The symptoms of ringworm in dogs are marked by an accumulation of superficial skin cells (scales), lesions, reddened and inflamed skin (erythema), dark skin at the site of infection (hyperpigmentation), itching, hair loss It can form circular or irregular lesions and poor fur.
Several zo azoles ’are available in formulations for topical treatment. These include cream, shampoo and conditioner. Chlorhexidine is not effective in the treatment of dermatophytosis.
Systemic options to treat dermatophytosis include ketoconazole, fluconazole, itraconazole, griseofulvin and terbinafine.
3. Demodectic mange as a cause of canine folliculitis
Infection with the mite Demodex canis may cause folliculitis. It is a frequent infection in puppies that have an immature immune system and, as a result, cannot fight mites.

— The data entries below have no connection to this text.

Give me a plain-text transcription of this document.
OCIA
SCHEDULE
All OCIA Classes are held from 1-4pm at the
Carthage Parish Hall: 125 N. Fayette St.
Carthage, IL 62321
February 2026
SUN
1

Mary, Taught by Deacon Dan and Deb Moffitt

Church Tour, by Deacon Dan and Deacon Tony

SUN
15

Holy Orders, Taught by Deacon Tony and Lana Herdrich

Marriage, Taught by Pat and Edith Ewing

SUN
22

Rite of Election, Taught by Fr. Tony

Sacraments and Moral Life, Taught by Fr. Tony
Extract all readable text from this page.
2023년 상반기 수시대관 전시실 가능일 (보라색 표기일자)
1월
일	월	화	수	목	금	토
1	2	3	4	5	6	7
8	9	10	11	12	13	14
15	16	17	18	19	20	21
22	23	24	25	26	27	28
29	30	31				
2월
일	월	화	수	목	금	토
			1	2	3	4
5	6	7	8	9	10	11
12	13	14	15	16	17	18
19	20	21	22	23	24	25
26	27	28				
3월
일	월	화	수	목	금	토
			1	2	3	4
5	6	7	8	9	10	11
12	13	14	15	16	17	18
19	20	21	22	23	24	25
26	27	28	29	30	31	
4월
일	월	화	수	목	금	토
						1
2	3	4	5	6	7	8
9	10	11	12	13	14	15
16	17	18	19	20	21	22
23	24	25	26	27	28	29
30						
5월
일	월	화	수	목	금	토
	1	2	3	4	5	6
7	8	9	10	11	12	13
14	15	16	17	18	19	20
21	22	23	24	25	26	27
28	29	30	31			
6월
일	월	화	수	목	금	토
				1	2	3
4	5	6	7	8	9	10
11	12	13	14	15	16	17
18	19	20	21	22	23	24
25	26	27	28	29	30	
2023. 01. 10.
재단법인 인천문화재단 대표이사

In some rare cases adult dogs may develop scabies folliculitis; however, it is usually indicative of an underlying problem with your immune system or your general health.
The first treatment option is usually ivermectin, But certainly there are cases in which this is not an appropriate or acceptable therapy option.
The use of complementary therapies with products such as Rotenone or benzoyl peroxide gel can be applied topically until the skin scrapes are negative. Ethyl lactate shampoo is an additional measure for the patient with scabies.
There are several options – for example, milbemycin – useful for dogs that may not tolerate ivermectin.